Иллюстрация: Анна Макарова / Медиазона
После Гражданской войны на захваченных большевиками территориях началась политика коренизации. Она должна была показать местному населению, что власть Советов в регионе отличается от царской. Однако кампания по поощрению развития национальной культуры зачастую лишь уничтожала ее, заменяя на унитарную социалистическую, а контроль большевиков над сельским хозяйством и насильственное «оседание» кочевых народов привели к масштабному голоду и жертвам среди местного населения. Во второй части исследования о колонизации Центральной Азии «Медиазона» рассказывает, к каким методам прибегал Советский Союз, чтобы поработить этот регион.
В двадцатых годах коренизация стала главной линией национальной политики СССР. Поощрение культуры народов, угнетенных царской Россией, должно было показать, что советская власть уважает традиции и права представителей этносов.

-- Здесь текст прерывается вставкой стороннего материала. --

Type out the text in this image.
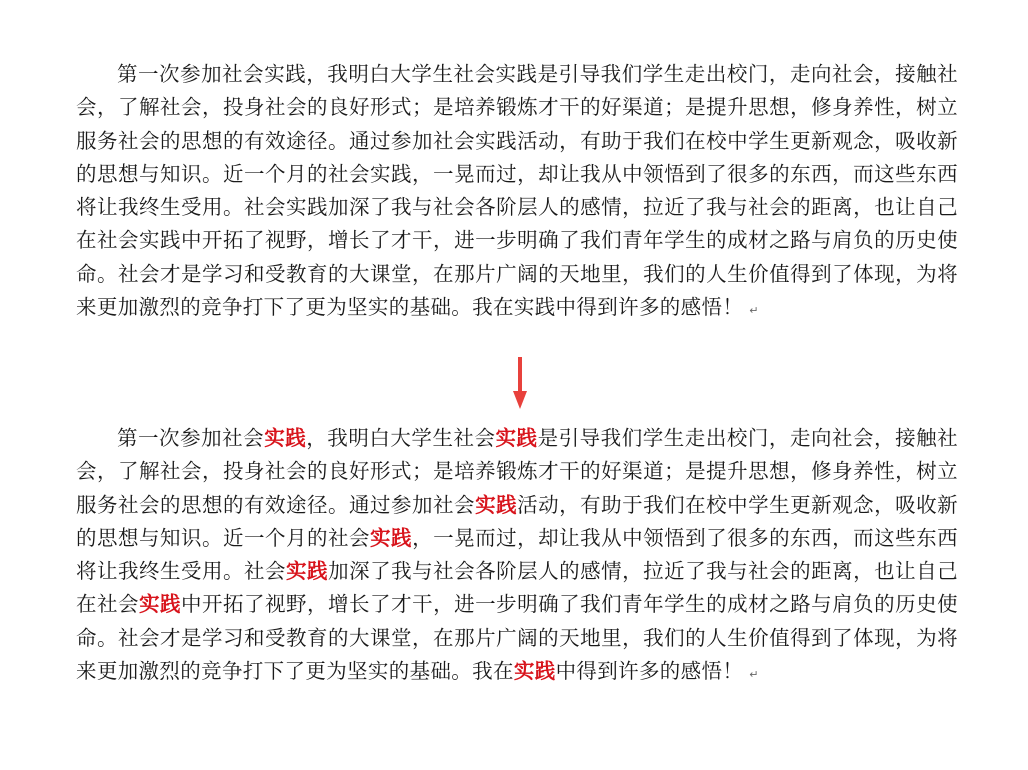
第一次参加社会实践，我明白大学生社会实践是引导我们学生走出校门，走向社会，接触社会，了解社会，投身社会的良好形式；是培养锻炼才干的好渠道；是提升思想，修身养性，树立服务社会的思想的有效途径。通过参加社会实践活动，有助于我们在校中学生更新观念，吸收新的思想与知识。近一个月的社会实践，一晃而过，却让我从中领悟到了很多的东西，而这些东西将让我终生受用。社会实践加深了我与社会各阶层人的感情，拉近了我与社会的距离，也让自己在社会实践中开拓了视野，增长了才干，进一步明确了我们青年学生的成材之路与肩负的历史使命。社会才是学习和受教育的大课堂，在那片广阔的天地里，我们的人生价值得到了体现，为将来更加激烈的竞争打下了更为坚实的基础。我在实践中得到许多的感悟！ ↵

第一次参加社会实践，我明白大学生社会实践是引导我们学生走出校门，走向社会，接触社会，了解社会，投身社会的良好形式；是培养锻炼才干的好渠道；是提升思想，修身养性，树立服务社会的思想的有效途径。通过参加社会实践活动，有助于我们在校中学生更新观念，吸收新的思想与知识。近一个月的社会实践，一晃而过，却让我从中领悟到了很多的东西，而这些东西将让我终生受用。社会实践加深了我与社会各阶层人的感情，拉近了我与社会的距离，也让自己在社会实践中开拓了视野，增长了才干，进一步明确了我们青年学生的成材之路与肩负的历史使命。社会才是学习和受教育的大课堂，在那片广阔的天地里，我们的人生价值得到了体现，为将来更加激烈的竞争打下了更为坚实的基础。我在实践中得到许多的感悟！ ↵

В нерусских регионах большевики, опираясь почти исключительно на русский пролетариат и крестьян-переселенцев, находящихся там в меньшинстве, зачастую занимали по отношению к местному населению откровенно шовинистическую позицию, пишет профессор Терри Мартин в книге «Империя положительной деятельности». Это беспокоило большевистскую верхушку — Владимир Ленин всегда выступал против «великодержавного шовинизма», считая, что он только вредит делу политической борьбы. Еще до Первой мировой войны революционер подчеркивал: «Среди тревог и треволнений, приносимых борьбой за существование, за кусок хлеба, русские рабочие не могут и не должны забывать о том национальном угнетении, под игом которого находятся десятки и десятки миллионов "инородцев", населяющих Россию. <…> Все это громадное население поставлено в условия жизни, еще более бесчеловечные, чем условия жизни русского человека».

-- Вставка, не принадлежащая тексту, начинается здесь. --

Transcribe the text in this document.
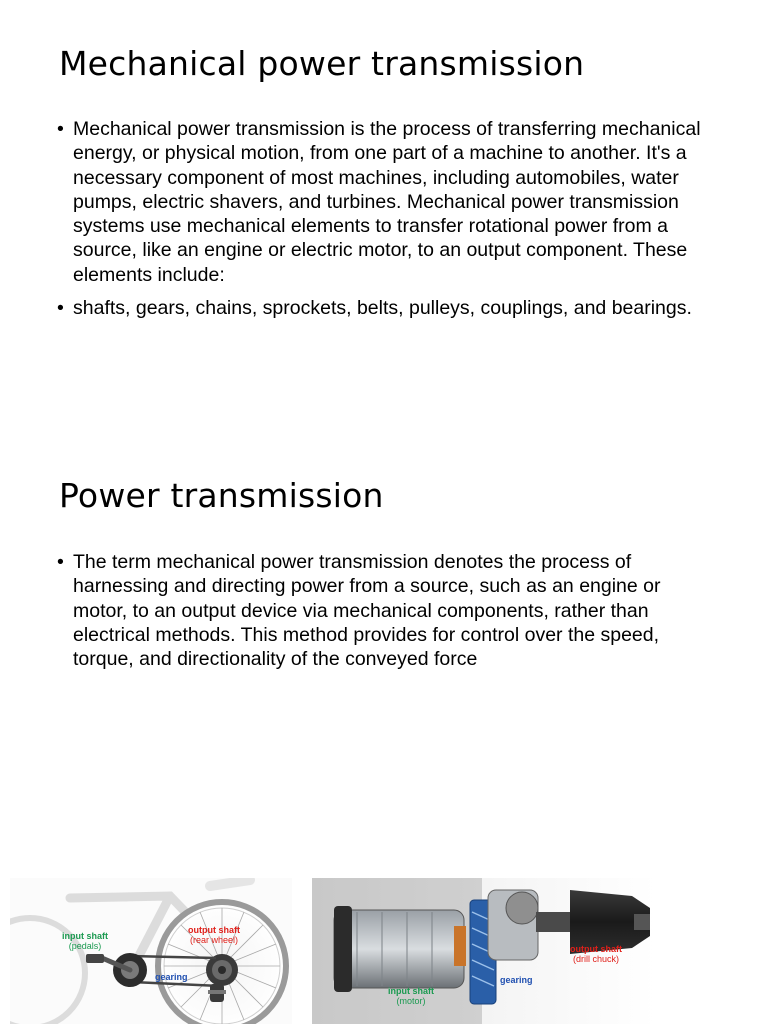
Mechanical power transmission
• Mechanical power transmission is the process of transferring mechanical energy, or physical motion, from one part of a machine to another. It's a necessary component of most machines, including automobiles, water pumps, electric shavers, and turbines. Mechanical power transmission systems use mechanical elements to transfer rotational power from a source, like an engine or electric motor, to an output component. These elements include:
• shafts, gears, chains, sprockets, belts, pulleys, couplings, and bearings.
Power transmission
• The term mechanical power transmission denotes the process of harnessing and directing power from a source, such as an engine or motor, to an output device via mechanical components, rather than electrical methods. This method provides for control over the speed, torque, and directionality of the conveyed force
input shaft
(pedals)
output shaft
(rear wheel)
gearing
output shaft
(drill chuck)
gearing
input shaft
(motor)
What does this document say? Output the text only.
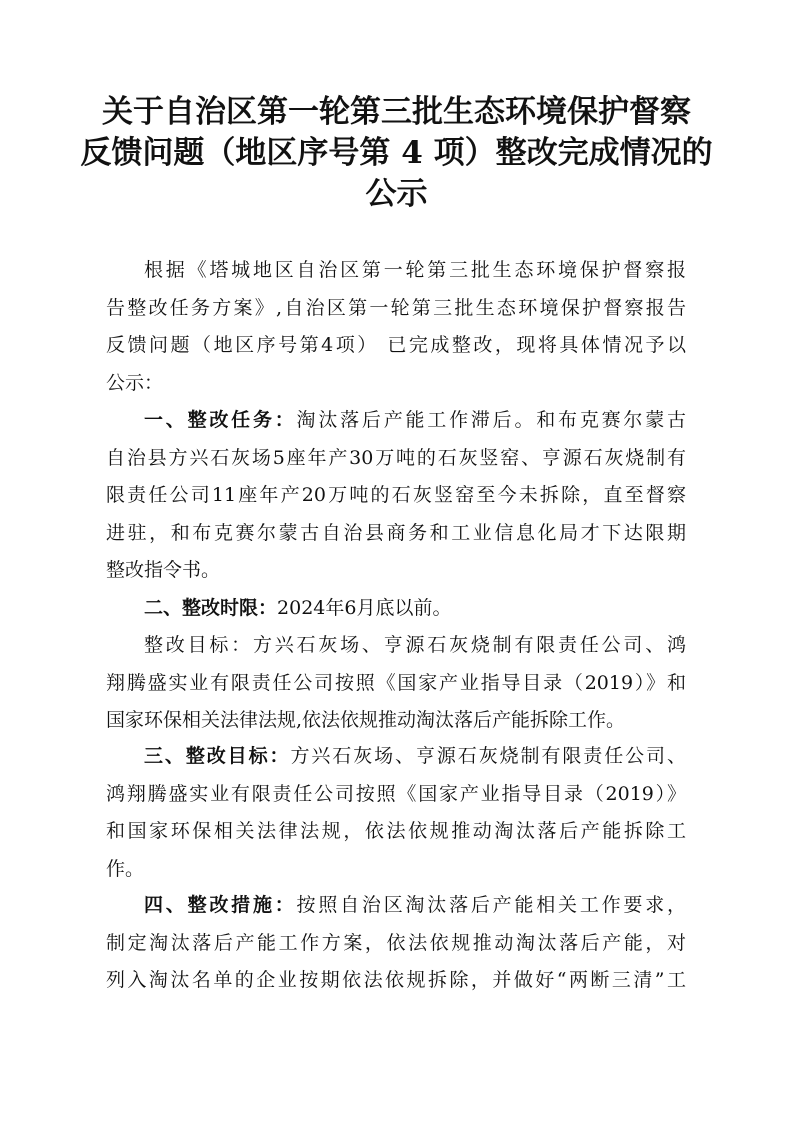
关于自治区第一轮第三批生态环境保护督察
反馈问题（地区序号第 4 项）整改完成情况的
公示
根据《塔城地区自治区第一轮第三批生态环境保护督察报
告整改任务方案》,自治区第一轮第三批生态环境保护督察报告
反馈问题（地区序号第4项） 已完成整改，现将具体情况予以
公示：
一、整改任务：淘汰落后产能工作滞后。和布克赛尔蒙古
自治县方兴石灰场5座年产30万吨的石灰竖窑、亨源石灰烧制有
限责任公司11座年产20万吨的石灰竖窑至今未拆除，直至督察
进驻，和布克赛尔蒙古自治县商务和工业信息化局才下达限期
整改指令书。
二、整改时限：2024年6月底以前。
整改目标：方兴石灰场、亨源石灰烧制有限责任公司、鸿
翔腾盛实业有限责任公司按照《国家产业指导目录（2019）》和
国家环保相关法律法规,依法依规推动淘汰落后产能拆除工作。
三、整改目标：方兴石灰场、亨源石灰烧制有限责任公司、
鸿翔腾盛实业有限责任公司按照《国家产业指导目录（2019）》
和国家环保相关法律法规，依法依规推动淘汰落后产能拆除工
作。
四、整改措施：按照自治区淘汰落后产能相关工作要求，
制定淘汰落后产能工作方案，依法依规推动淘汰落后产能，对
列入淘汰名单的企业按期依法依规拆除，并做好“两断三清”工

После революции Ленин начал особенно ревностно относиться к проявлениям шовинистических настроений. В 1921 году он заподозрил в подобных взглядах Михаила Томского, главу Комиссии ВЦИК по делам Туркестана. В письме революционеру Иоффе Ленин утверждает: «Я лично очень подозреваю "линию Томского" в великорусском шовинизме или, правильнее, в уклоне в эту сторону. Для всей нашей Weltpolitik дьявольски важно завоевать доверие туземцев; трижды и четырежды завоевать; доказать, что мы не империалисты, что мы уклона в эту сторону не потерпим. Это мировой вопрос, без преувеличения мировой».
В апреле 1924 года начался период механической коренизации, подчеркивал профессор Мартин. Ее первые постановления были во многом связаны с расширением использования национальных языков. При этом декреты восточных республик не утверждали безоговорочное превосходство местного языка, а лишь уравнивали его с русским. Только в республиках, где этнических славян было не так много, как, например, в Центральной Азии, такая политика рассматривалась как временная мера перед тотальным переходом на национальный язык.
Однако трудности этого процесса были недооценены, а сроки оказались нереалистичными. В ноябре 1923 года в Казахстане приняли постановление, в котором требовалось перейти на параллельное делопроизводство на казахском языке во всех центральных органах власти всего за 13 месяцев. Уровень грамотности в республике на тот момент составлял 7,1%. Через год такой же акт принимается в Узбекистане, с той лишь разницей, что переход к делопроизводству на узбекском языке должен был произойти немедленно, при уровне грамотности в 3.8%. К концу десятилетия ни в одном из субъектов РСФСР на национальном языке не велось даже 10% делопроизводства. Тем не менее, Казахстан и Узбекистан были одними из самых успешных республик, где нацязыки использовали в большинстве государственных органов на уровне райсоветов и сельсоветов.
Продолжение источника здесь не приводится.